How is MetLife (MET) non-management director compensation structured in this Form 4?

MetLife’s non-management director compensation includes paying a portion of retainer fees in MetLife common stock. In this case, Daniel S. Glaser received 273 shares as part of that program, which are treated as a grant or award of common stock.

Did Daniel S. Glaser defer his MetLife (MET) stock grant under a plan?

Yes.

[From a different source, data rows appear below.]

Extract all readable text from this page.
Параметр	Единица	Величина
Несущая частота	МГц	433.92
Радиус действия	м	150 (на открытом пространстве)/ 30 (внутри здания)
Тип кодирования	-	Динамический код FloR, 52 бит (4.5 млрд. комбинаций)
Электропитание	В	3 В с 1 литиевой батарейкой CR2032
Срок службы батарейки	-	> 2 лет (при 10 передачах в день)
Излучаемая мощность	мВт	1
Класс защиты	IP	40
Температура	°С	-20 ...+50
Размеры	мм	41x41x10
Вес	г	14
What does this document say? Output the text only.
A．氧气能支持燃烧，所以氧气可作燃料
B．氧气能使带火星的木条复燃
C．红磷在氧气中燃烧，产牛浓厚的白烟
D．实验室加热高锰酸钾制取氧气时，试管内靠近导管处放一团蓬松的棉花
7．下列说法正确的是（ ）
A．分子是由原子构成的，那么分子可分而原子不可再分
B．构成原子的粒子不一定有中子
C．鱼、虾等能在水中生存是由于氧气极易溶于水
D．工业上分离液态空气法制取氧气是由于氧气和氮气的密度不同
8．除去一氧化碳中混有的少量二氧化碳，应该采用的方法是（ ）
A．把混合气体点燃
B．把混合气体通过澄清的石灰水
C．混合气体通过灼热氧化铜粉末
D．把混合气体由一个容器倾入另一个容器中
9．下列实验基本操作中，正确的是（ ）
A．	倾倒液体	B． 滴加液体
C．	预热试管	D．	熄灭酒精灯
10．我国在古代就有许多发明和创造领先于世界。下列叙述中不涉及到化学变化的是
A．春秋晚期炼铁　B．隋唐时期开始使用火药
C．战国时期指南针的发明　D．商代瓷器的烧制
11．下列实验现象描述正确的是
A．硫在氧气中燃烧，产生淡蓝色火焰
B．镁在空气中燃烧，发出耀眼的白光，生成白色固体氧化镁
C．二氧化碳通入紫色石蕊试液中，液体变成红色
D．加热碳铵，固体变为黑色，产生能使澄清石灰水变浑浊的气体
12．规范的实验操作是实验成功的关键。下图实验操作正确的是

Daniel S. Glaser elected to defer receipt of the 273 MetLife common shares under the MetLife Deferred Compensation Plan for Non-Management Directors, according to the footnote, meaning the stock-based compensation is credited but actual receipt is deferred.

Is the MetLife (MET) Form 4 transaction a market purchase or a compensation award?

The Form 4 transaction is a compensation award, not a market purchase. It is coded as a grant, award, or other acquisition of 273 shares of MetLife common stock under the company’s non-management director compensation arrangements, rather than an open-market trade.